The OpenAI API everyone copied isn't the one they recommend
Most local model tools like Ollama, vLLM, and LM Studio use an "OpenAI-compatible" badge.
But there is a problem. Most people think this means one specific thing. In reality, there are two different formats. One is the industry standard. The other is what OpenAI actually wants you to use.
Here is the breakdown.
The Old Standard: Chat Completions API This is the format everyone copied. It uses a list of messages with roles like developer, user, and assistant.
It has two main issues:
- It is stateless. You must resend the entire conversation history every single time.
- It is heavy. For complex agents, sending huge transcripts becomes slow and expensive.
The New Standard: Responses API OpenAI introduced this in March 2025. It is designed for agents, not just simple chatbots.
Why it is better:
- It is stateful. The server remembers the conversation. You do not need to resend everything.

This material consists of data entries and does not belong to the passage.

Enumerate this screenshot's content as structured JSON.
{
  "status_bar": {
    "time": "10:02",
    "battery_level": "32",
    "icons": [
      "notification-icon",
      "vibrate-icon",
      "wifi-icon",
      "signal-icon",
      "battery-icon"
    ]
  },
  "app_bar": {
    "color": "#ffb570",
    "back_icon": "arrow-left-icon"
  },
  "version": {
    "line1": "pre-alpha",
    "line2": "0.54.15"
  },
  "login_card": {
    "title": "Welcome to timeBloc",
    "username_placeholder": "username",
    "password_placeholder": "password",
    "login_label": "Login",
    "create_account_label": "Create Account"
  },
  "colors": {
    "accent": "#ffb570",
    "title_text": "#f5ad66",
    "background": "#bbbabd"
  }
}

- It handles reasoning better. It keeps the model's "chain of thought" on the server.
- It uses a cleaner structure. It separates instructions from the actual user input.
The Confusion When a tool says it is "OpenAI-compatible," it almost always means it supports the old Chat Completions format.
The industry built a massive ecosystem around this old format. Because it was everywhere, it became the default. This created a risk where everyone was building clones of a single company's private API.
The Solution: Open Responses To fix this, OpenAI and partners like Hugging Face and Vercel launched the Open Responses specification.
Instead of guessing how an API works, developers now have a documented, testable standard. This allows you to switch between OpenAI and local models with minimal code changes.
What you should do:
- If you are building a new project, use the Responses API.
- If you are maintaining old apps, Chat Completions will stay supported for a long time.
- Always check if your tool supports the new stateful format to save on costs and latency.
Knowing the difference prevents errors in token counting and message structures.